Personal information
- Born: 29 June 2001 (age 25) Prague, Czech Republic

Sport
- Sport: Taekwondo

Medal record
Representing Czech Republic
European Games
| Silver medal – second place | 2023 Kraków-Małopolska | 62 kg |
European Championships
| Silver medal – second place | 2022 Manchester | 62 kg |
| Bronze medal – third place | 2024 Belgrade | 62 kg |
| Bronze medal – third place | 2026 Munich | 62 kg |
World University Games
| Silver medal – second place | 2025 Rhine-Ruhr | 62 kg |

= Petra Štolbová =

Czech taekwondo practitioner (born 2001)

Petra Štolbová (born 29 June 2001) is a Czech taekwondo practitioner.

==Life==
Štolbová was born on 29 June 2001 in Prague.

==Career==
She became European U21 Champion in 2019. In 2021, in Riyadh she won silver at the 2021 World Taekwondo Women's Open Championships in the 62 kg division. That year, she retained har title at the European U21 Championships.

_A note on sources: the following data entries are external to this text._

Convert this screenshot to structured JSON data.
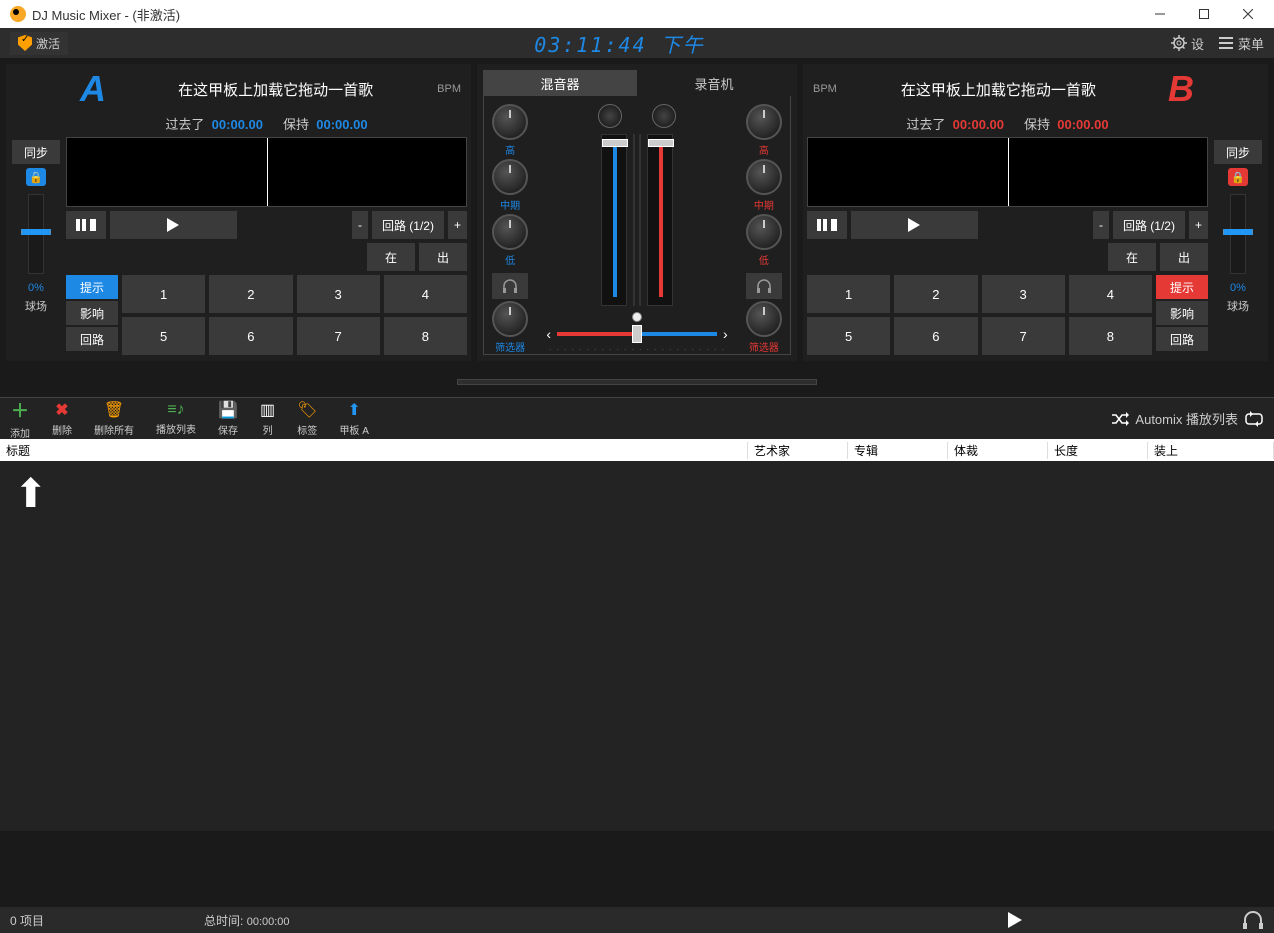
{
  "title": "DJ Music Mixer  -  (非激活)",
  "topbar": {
    "activate": "激活",
    "clock": "03:11:44 下午",
    "settings": "设",
    "menu": "菜单"
  },
  "deck": {
    "sync": "同步",
    "pitch_label": "球场",
    "load_hint": "在这甲板上加载它拖动一首歌",
    "bpm": "BPM",
    "elapsed": "过去了",
    "remain": "保持",
    "time": "00:00.00",
    "loop": "回路 (1/2)",
    "in": "在",
    "out": "出",
    "tabs": [
      "提示",
      "影响",
      "回路"
    ],
    "pads": [
      "1",
      "2",
      "3",
      "4",
      "5",
      "6",
      "7",
      "8"
    ],
    "pctA": "0%",
    "pctB": "0%"
  },
  "mixer": {
    "tab_mix": "混音器",
    "tab_rec": "录音机",
    "eq": {
      "high": "高",
      "mid": "中期",
      "low": "低",
      "filter": "筛选器"
    }
  },
  "lib": {
    "add": "添加",
    "del": "删除",
    "delall": "删除所有",
    "playlist": "播放列表",
    "save": "保存",
    "col": "列",
    "tag": "标签",
    "deckA": "甲板 A",
    "automix": "Automix 播放列表",
    "cols": {
      "title": "标题",
      "artist": "艺术家",
      "album": "专辑",
      "genre": "体裁",
      "length": "长度",
      "load": "装上"
    }
  },
  "status": {
    "items": "0 项目",
    "total": "总时间:",
    "total_time": "00:00:00"
  }
}
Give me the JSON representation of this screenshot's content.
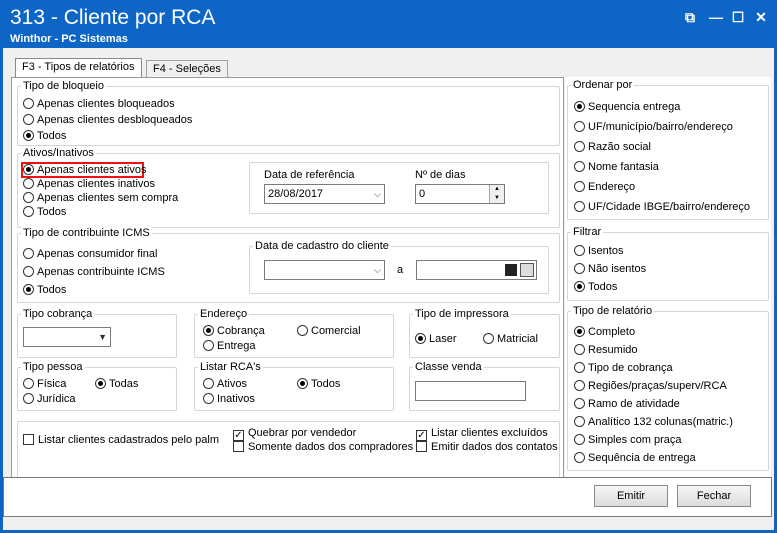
{
  "window": {
    "title": "313 - Cliente por RCA",
    "subtitle": "Winthor - PC Sistemas",
    "btn_restore": "⧉",
    "btn_min": "—",
    "btn_max": "☐",
    "btn_close": "✕"
  },
  "tabs": [
    {
      "label": "F3 - Tipos de relatórios"
    },
    {
      "label": "F4 - Seleções"
    }
  ],
  "tipo_bloqueio": {
    "title": "Tipo de bloqueio",
    "options": [
      "Apenas clientes bloqueados",
      "Apenas clientes desbloqueados",
      "Todos"
    ]
  },
  "ativos": {
    "title": "Ativos/Inativos",
    "options": [
      "Apenas clientes ativos",
      "Apenas clientes inativos",
      "Apenas clientes sem compra",
      "Todos"
    ]
  },
  "data_ref": {
    "label": "Data de referência",
    "value": "28/08/2017"
  },
  "num_dias": {
    "label": "Nº de dias",
    "value": "0"
  },
  "icms": {
    "title": "Tipo de contribuinte ICMS",
    "options": [
      "Apenas consumidor final",
      "Apenas contribuinte ICMS",
      "Todos"
    ]
  },
  "data_cad": {
    "title": "Data de cadastro do cliente",
    "sep": "a"
  },
  "cobranca": {
    "title": "Tipo cobrança"
  },
  "endereco": {
    "title": "Endereço",
    "options": [
      "Cobrança",
      "Comercial",
      "Entrega"
    ]
  },
  "impressora": {
    "title": "Tipo de impressora",
    "options": [
      "Laser",
      "Matricial"
    ]
  },
  "pessoa": {
    "title": "Tipo pessoa",
    "options": [
      "Física",
      "Todas",
      "Jurídica"
    ]
  },
  "rcas": {
    "title": "Listar RCA's",
    "options": [
      "Ativos",
      "Todos",
      "Inativos"
    ]
  },
  "classe": {
    "title": "Classe venda"
  },
  "checks": [
    "Listar clientes cadastrados pelo palm",
    "Quebrar por vendedor",
    "Somente dados dos compradores",
    "Listar clientes excluídos",
    "Emitir dados dos contatos"
  ],
  "ordenar": {
    "title": "Ordenar por",
    "options": [
      "Sequencia entrega",
      "UF/município/bairro/endereço",
      "Razão social",
      "Nome fantasia",
      "Endereço",
      "UF/Cidade IBGE/bairro/endereço"
    ]
  },
  "filtrar": {
    "title": "Filtrar",
    "options": [
      "Isentos",
      "Não isentos",
      "Todos"
    ]
  },
  "relatorio": {
    "title": "Tipo de relatório",
    "options": [
      "Completo",
      "Resumido",
      "Tipo de cobrança",
      "Regiões/praças/superv/RCA",
      "Ramo de atividade",
      "Analítico 132 colunas(matric.)",
      "Simples com praça",
      "Sequência de entrega"
    ]
  },
  "buttons": {
    "emitir": "Emitir",
    "fechar": "Fechar"
  }
}
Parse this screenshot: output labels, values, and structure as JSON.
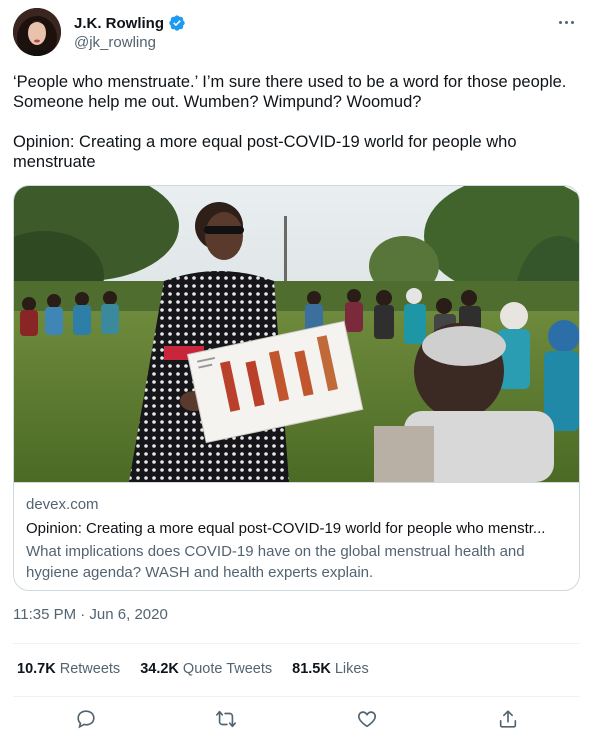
{
  "author": {
    "display_name": "J.K. Rowling",
    "handle": "@jk_rowling",
    "verified_color": "#1d9bf0"
  },
  "tweet": {
    "text_line1": "‘People who menstruate.’ I’m sure there used to be a word for those people. Someone help me out. Wumben? Wimpund? Woomud?",
    "text_line2": "Opinion: Creating a more equal post-COVID-19 world for people who menstruate"
  },
  "card": {
    "domain": "devex.com",
    "title": "Opinion: Creating a more equal post-COVID-19 world for people who menstr...",
    "description": "What implications does COVID-19 have on the global menstrual health and hygiene agenda? WASH and health experts explain."
  },
  "timestamp": "11:35 PM · Jun 6, 2020",
  "stats": {
    "retweets_value": "10.7K",
    "retweets_label": "Retweets",
    "quotes_value": "34.2K",
    "quotes_label": "Quote Tweets",
    "likes_value": "81.5K",
    "likes_label": "Likes"
  },
  "actions": {
    "icons": [
      "reply-icon",
      "retweet-icon",
      "like-icon",
      "share-icon"
    ]
  },
  "colors": {
    "text_primary": "#0f1419",
    "text_secondary": "#536471",
    "border": "#cfd9de"
  }
}
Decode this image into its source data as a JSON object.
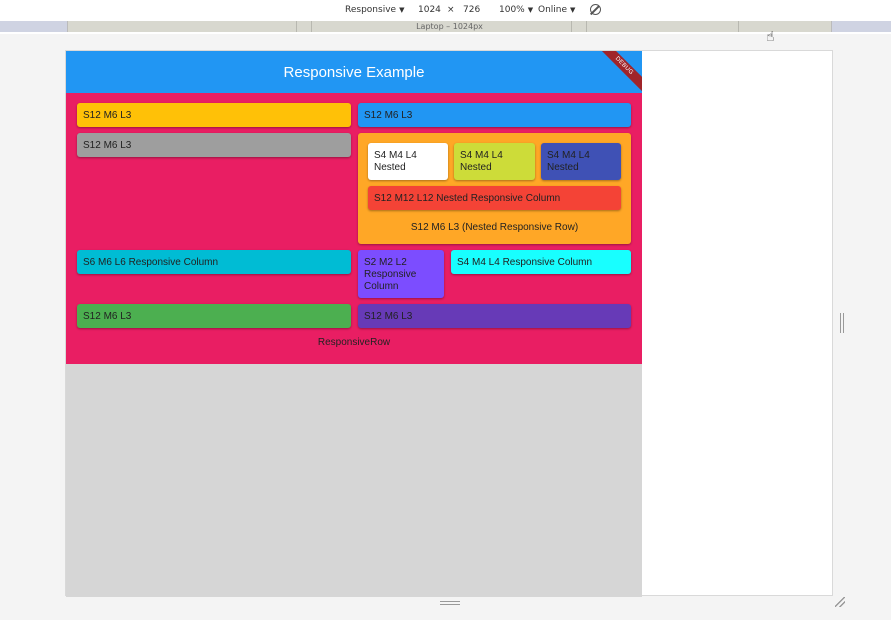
{
  "toolbar": {
    "device": "Responsive",
    "width": "1024",
    "times": "×",
    "height": "726",
    "zoom": "100%",
    "throttle": "Online",
    "rotate_icon": "rotate-icon"
  },
  "media_query": {
    "label": "Laptop – 1024px"
  },
  "app": {
    "title": "Responsive Example",
    "debug_banner": "DEBUG",
    "colors": {
      "appbar": "#2196f3",
      "body": "#e91e63"
    },
    "cards": {
      "row1_left": "S12 M6 L3",
      "row1_right": "S12 M6 L3",
      "row2_left": "S12 M6 L3",
      "nested_white": "S4 M4 L4 Nested",
      "nested_lime": "S4 M4 L4 Nested",
      "nested_indigo": "S4 M4 L4 Nested",
      "nested_column": "S12 M12 L12 Nested Responsive Column",
      "nested_caption": "S12 M6 L3 (Nested Responsive Row)",
      "column_cyan": "S6 M6 L6 Responsive Column",
      "column_purple": "S2 M2 L2 Responsive Column",
      "column_aqua": "S4 M4 L4 Responsive Column",
      "row4_left": "S12 M6 L3",
      "row4_right": "S12 M6 L3"
    },
    "row_caption": "ResponsiveRow"
  }
}
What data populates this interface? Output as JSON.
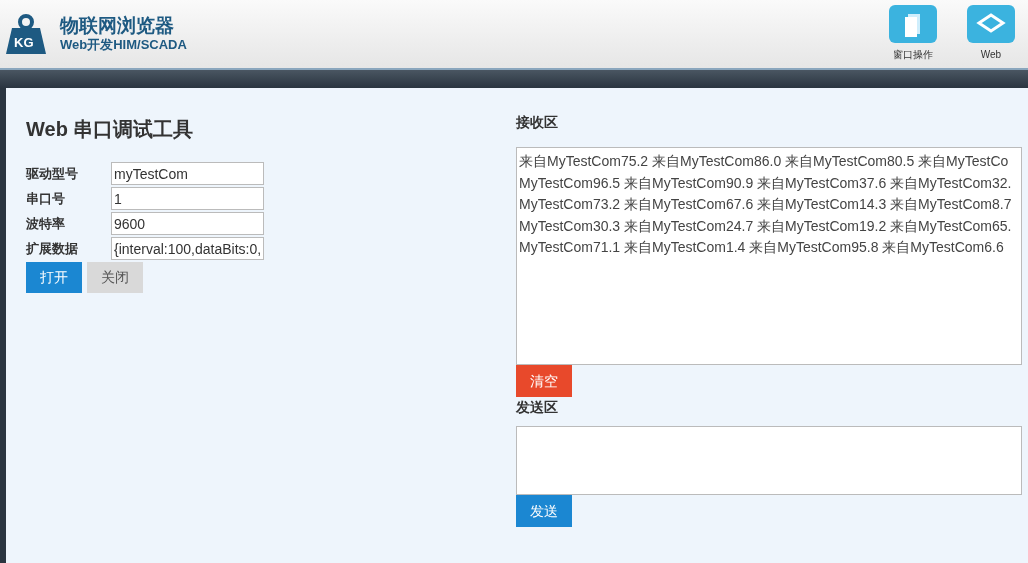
{
  "header": {
    "logo_text": "KG",
    "title": "物联网浏览器",
    "subtitle": "Web开发HIM/SCADA",
    "toolbar": [
      {
        "label": "窗口操作",
        "kind": "window"
      },
      {
        "label": "Web",
        "kind": "web"
      }
    ]
  },
  "tool": {
    "title": "Web 串口调试工具",
    "fields": [
      {
        "label": "驱动型号",
        "value": "myTestCom"
      },
      {
        "label": "串口号",
        "value": "1"
      },
      {
        "label": "波特率",
        "value": "9600"
      },
      {
        "label": "扩展数据",
        "value": "{interval:100,dataBits:0,"
      }
    ],
    "buttons": [
      {
        "label": "打开",
        "kind": "primary"
      },
      {
        "label": "关闭",
        "kind": "secondary"
      }
    ]
  },
  "receive": {
    "title": "接收区",
    "lines": [
      "来自MyTestCom75.2 来自MyTestCom86.0 来自MyTestCom80.5 来自MyTestCo",
      "MyTestCom96.5 来自MyTestCom90.9 来自MyTestCom37.6 来自MyTestCom32.",
      "MyTestCom73.2 来自MyTestCom67.6 来自MyTestCom14.3 来自MyTestCom8.7",
      "MyTestCom30.3 来自MyTestCom24.7 来自MyTestCom19.2 来自MyTestCom65.",
      "MyTestCom71.1 来自MyTestCom1.4 来自MyTestCom95.8 来自MyTestCom6.6"
    ],
    "clear_button": "清空"
  },
  "send": {
    "title": "发送区",
    "send_button": "发送"
  }
}
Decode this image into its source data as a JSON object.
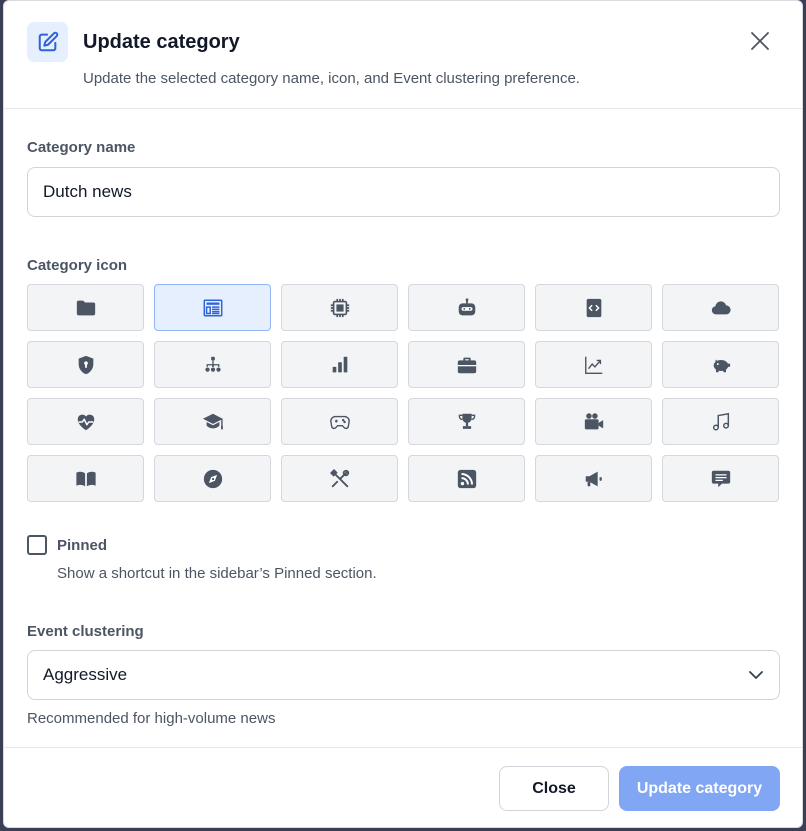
{
  "dialog": {
    "title": "Update category",
    "subtitle": "Update the selected category name, icon, and Event clustering preference.",
    "header_icon": "edit-square-icon",
    "close_icon": "close-icon"
  },
  "name_field": {
    "label": "Category name",
    "value": "Dutch news"
  },
  "icon_picker": {
    "label": "Category icon",
    "selected": "newspaper-icon",
    "icons": [
      "folder-icon",
      "newspaper-icon",
      "cpu-chip-icon",
      "robot-icon",
      "code-file-icon",
      "cloud-icon",
      "shield-icon",
      "hierarchy-icon",
      "bar-chart-icon",
      "briefcase-icon",
      "line-chart-icon",
      "piggy-bank-icon",
      "heart-pulse-icon",
      "graduation-cap-icon",
      "gamepad-icon",
      "trophy-icon",
      "video-camera-icon",
      "music-note-icon",
      "book-icon",
      "compass-icon",
      "tools-icon",
      "rss-icon",
      "megaphone-icon",
      "comment-icon"
    ]
  },
  "pinned": {
    "label": "Pinned",
    "help": "Show a shortcut in the sidebar’s Pinned section.",
    "checked": false
  },
  "clustering": {
    "label": "Event clustering",
    "value": "Aggressive",
    "help": "Recommended for high-volume news"
  },
  "footer": {
    "close_label": "Close",
    "update_label": "Update category"
  },
  "colors": {
    "accent": "#3b6fe0",
    "update_button": "#80a6f4",
    "icon_gray": "#4b5563"
  }
}
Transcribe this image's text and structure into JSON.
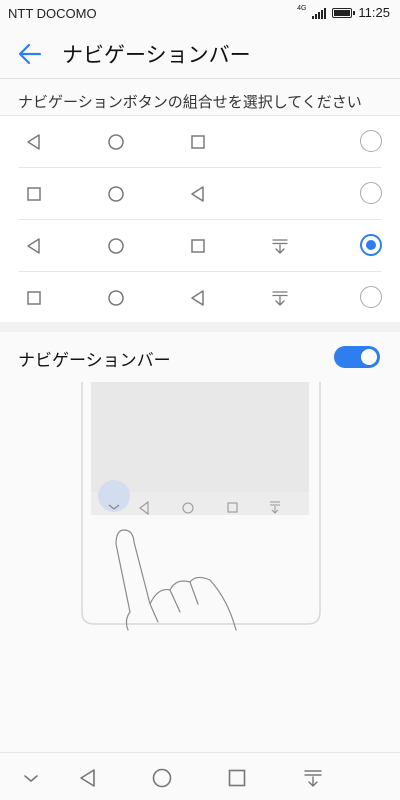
{
  "status_bar": {
    "carrier": "NTT DOCOMO",
    "network": "4G",
    "time": "11:25"
  },
  "header": {
    "title": "ナビゲーションバー",
    "back_icon": "arrow-left-icon"
  },
  "combination_section": {
    "label": "ナビゲーションボタンの組合せを選択してください",
    "options": [
      {
        "icons": [
          "back-triangle-icon",
          "home-circle-icon",
          "recents-square-icon"
        ],
        "selected": false
      },
      {
        "icons": [
          "recents-square-icon",
          "home-circle-icon",
          "back-triangle-icon"
        ],
        "selected": false
      },
      {
        "icons": [
          "back-triangle-icon",
          "home-circle-icon",
          "recents-square-icon",
          "notification-pull-icon"
        ],
        "selected": true
      },
      {
        "icons": [
          "recents-square-icon",
          "home-circle-icon",
          "back-triangle-icon",
          "notification-pull-icon"
        ],
        "selected": false
      }
    ]
  },
  "navigation_bar_setting": {
    "label": "ナビゲーションバー",
    "enabled": true
  },
  "bottom_nav": {
    "icons": [
      "hide-chevron-icon",
      "back-triangle-icon",
      "home-circle-icon",
      "recents-square-icon",
      "notification-pull-icon"
    ]
  },
  "colors": {
    "accent": "#2f7ef0",
    "icon_gray": "#7a7a7a"
  }
}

She won a silver medal at the 2022 European Taekwondo Championships in Manchester in the 62 kg. She won bronze at the 2022 World Taekwondo Grand Prix event in Manchester in the 67 kg category in October 2022. She won a silver medal at the 2023 European Games in Poland in the Women's 62 kg.

She won a bronze medal at the 2024 European Taekwondo Championships in Belgrade in the Women's 62 kg. She qualified for the 2024 Paris Olympics competing in the +67kg.

She won a silver medal in the women's -62 kg category at the 2025 World University Games in Germany in July 2025.

In May 2026, she was a bronze medalist at the 2026 European Taekwondo Championships having faced Spaniard Elsa Secanell in the semi-final.